In recent weeks much attention has been focused on the 90 partners who left K&L Gates in the last seven months. As the Legal Intelligencer cleverly observed, at least 91 different stories can be had about the cause of the departures.

In speaking with Bloomberg Big Law Business, firm chairman Peter Kalis attributed the partner departures to giving “rational” performance evaluations that can lead to high turnover. Rational? What does that mean? Does it somehow imply that there are also “irrational” performance reviews?

Sadly, yes. “Irrational” performance reviews are often more commonplace than “rational” ones, especially at the nonequity partnership level. This commentary is not directed at K&L Gates in particular, but from a broader industry perspective. Lawyers’ tendency to avoid interpersonal conflict coupled with high degrees of individual autonomy often creates a perfect storm whereby compensation decisions become a proxy for having difficult conversations.

This brings me to my second observation about the K&L Gates departures. In the Bloomberg article Kalis states that “The performance evaluation of nonequity partners can be viewed as part of that bond we have with associates. Of course, if you’re going to be rational about evaluations, significant numbers will be in transition because we intend to continue to promote up associates and to drive a high performance culture.”

This is a complex statement that must be unbundled carefully. First, if we’re applying a “rational” performance evaluation process to nonequity partners, logically we should be applying the same standard across all levels of the organization, including associates and equity partners. However, the firm lauds a recent mid-year promotion of 50 new associates to nonequity partner. Assuming the same “rational” performance evaluation was applied to the associates as it was to the nonequity partners, the issue may not be the rationality of the evaluation process but the actual underperformance of the nonequity partners.

Kalis continues, stating that “We have a bond with our best performing associates that they are going to get promoted.”   In isolation, simply promoting the best performers doesn’t create a bond sufficient to promote engagement within a law firm. However, comingled with accountability, transparency, feedback and skill development, firms can certainly make great strides by demonstrating that there is a path within the firm- and consequences if lawyers’ are unable to meet expectations. These consequences should not come with large groups of partner departures due to underperformance. They should be managed over time.

This brings me to my final observation. What exactly does a “high performance culture” mean? Can you create one simply by having some “rational” performance reviews and ushering in new associates into the non-equity partner rank? Something seems amiss with this logic. If the firm has a high performance culture, then why the sudden departure of 90 lawyers as a result of rational performance reviews?

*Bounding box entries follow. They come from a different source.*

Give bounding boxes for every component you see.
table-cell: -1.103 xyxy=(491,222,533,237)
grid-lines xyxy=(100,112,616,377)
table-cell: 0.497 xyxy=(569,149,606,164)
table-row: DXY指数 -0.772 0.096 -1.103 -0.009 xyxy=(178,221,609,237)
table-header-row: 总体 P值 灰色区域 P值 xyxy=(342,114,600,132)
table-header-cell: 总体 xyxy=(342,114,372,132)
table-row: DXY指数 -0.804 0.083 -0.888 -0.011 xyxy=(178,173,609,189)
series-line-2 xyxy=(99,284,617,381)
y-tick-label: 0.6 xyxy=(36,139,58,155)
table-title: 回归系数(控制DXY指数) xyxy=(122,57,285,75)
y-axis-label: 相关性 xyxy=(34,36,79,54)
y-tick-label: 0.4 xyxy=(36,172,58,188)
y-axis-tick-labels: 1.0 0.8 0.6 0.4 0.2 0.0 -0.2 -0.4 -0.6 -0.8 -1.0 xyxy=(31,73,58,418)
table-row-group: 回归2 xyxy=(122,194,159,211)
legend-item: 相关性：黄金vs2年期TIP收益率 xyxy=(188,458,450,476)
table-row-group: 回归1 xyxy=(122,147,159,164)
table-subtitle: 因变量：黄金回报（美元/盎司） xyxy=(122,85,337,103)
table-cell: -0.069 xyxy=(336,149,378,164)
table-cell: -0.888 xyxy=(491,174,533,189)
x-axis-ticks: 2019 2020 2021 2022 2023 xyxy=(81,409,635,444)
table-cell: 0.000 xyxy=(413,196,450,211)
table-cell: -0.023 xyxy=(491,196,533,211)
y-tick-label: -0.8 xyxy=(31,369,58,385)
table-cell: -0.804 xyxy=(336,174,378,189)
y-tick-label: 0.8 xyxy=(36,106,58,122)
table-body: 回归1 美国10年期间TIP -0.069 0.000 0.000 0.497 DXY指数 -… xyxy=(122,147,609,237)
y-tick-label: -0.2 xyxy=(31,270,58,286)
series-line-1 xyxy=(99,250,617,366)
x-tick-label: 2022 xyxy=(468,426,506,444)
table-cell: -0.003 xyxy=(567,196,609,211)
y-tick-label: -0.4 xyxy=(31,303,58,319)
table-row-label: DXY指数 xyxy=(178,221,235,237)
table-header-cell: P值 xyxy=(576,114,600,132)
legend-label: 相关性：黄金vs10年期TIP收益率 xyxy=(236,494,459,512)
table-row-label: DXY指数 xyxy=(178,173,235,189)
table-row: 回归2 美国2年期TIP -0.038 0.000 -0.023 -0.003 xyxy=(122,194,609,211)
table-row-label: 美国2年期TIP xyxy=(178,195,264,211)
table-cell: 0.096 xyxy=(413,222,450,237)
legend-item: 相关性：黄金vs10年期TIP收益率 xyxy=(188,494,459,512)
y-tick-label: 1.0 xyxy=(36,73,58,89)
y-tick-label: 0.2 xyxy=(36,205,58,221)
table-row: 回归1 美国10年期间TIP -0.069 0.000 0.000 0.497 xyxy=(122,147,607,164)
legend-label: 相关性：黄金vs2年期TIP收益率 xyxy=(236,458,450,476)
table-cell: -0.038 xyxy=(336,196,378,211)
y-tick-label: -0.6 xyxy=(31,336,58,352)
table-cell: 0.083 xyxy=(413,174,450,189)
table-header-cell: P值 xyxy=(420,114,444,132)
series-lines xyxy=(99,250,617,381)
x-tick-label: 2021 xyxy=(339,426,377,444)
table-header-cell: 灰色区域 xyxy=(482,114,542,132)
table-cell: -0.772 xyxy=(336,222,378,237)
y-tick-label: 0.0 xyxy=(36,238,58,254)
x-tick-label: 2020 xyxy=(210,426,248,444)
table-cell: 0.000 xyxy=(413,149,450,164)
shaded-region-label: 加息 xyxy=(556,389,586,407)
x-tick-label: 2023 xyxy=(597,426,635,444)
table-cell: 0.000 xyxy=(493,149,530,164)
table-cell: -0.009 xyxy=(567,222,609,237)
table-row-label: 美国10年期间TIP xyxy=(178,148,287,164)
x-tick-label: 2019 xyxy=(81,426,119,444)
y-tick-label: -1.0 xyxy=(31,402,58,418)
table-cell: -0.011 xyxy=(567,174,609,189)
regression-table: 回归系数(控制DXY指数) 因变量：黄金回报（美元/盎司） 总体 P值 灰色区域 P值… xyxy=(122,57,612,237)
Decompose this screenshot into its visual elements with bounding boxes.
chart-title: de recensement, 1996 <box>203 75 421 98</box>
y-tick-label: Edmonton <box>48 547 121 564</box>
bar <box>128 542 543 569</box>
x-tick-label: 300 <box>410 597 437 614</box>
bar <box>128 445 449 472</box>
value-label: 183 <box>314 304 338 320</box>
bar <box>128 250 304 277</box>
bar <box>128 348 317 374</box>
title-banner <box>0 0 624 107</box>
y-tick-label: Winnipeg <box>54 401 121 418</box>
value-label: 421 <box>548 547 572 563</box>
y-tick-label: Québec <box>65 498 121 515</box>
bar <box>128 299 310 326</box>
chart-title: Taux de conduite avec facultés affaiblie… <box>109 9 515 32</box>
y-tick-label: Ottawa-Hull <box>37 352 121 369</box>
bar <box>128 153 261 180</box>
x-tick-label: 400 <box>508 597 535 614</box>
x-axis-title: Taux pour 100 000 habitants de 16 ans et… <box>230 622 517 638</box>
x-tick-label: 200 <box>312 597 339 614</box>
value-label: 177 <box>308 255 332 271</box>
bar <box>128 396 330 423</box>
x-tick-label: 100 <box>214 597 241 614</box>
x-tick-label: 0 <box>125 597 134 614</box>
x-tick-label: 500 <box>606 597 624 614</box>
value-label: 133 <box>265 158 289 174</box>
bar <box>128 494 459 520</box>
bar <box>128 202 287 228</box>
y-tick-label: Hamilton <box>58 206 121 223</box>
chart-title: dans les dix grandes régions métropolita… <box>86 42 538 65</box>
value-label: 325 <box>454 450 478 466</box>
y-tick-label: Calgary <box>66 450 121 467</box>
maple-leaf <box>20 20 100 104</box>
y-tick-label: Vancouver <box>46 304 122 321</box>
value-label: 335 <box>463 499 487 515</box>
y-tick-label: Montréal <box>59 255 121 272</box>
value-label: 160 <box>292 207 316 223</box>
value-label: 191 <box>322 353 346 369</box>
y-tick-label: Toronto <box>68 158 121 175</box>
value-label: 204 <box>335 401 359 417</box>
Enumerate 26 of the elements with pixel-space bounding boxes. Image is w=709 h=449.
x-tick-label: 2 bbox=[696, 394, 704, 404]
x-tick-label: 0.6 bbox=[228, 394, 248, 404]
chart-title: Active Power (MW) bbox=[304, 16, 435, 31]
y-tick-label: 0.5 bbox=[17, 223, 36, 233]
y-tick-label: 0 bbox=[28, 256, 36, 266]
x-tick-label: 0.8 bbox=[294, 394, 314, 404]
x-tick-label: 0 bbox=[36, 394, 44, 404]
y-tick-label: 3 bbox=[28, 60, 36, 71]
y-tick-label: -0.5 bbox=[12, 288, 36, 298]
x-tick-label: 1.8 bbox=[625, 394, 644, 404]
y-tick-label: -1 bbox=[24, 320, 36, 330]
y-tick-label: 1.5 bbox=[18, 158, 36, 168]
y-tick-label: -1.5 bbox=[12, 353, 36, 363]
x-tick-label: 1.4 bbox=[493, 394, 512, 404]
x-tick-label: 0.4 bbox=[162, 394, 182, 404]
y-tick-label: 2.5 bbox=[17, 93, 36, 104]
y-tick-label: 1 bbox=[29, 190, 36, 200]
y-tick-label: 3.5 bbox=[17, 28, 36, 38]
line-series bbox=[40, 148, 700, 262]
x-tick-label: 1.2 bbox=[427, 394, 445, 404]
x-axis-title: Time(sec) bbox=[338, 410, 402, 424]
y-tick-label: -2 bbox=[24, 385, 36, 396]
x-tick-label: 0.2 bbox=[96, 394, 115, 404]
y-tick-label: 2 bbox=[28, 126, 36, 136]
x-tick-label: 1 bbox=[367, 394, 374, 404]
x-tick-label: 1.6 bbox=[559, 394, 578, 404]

Culture is not something that is created in a vacuum, nor in a seven-month period of time. It can’t be created with press releases. It can’t be crafted by switching titles or removing underperforming partners. It happens over time. A long time.

A high performance culture might look like the 50 new nonequity partners at K&L Gates receiving regular, punctual feedback about their skill development and business generation performance compared to specifically articulated expectations. Only time will tell. Perhaps a majority of the 50 recently minted nonequity partners will eventually become equity partners at the firm. If not, at least a high performance culture might help to avoid 50 different musings on the basis of their career trajectory.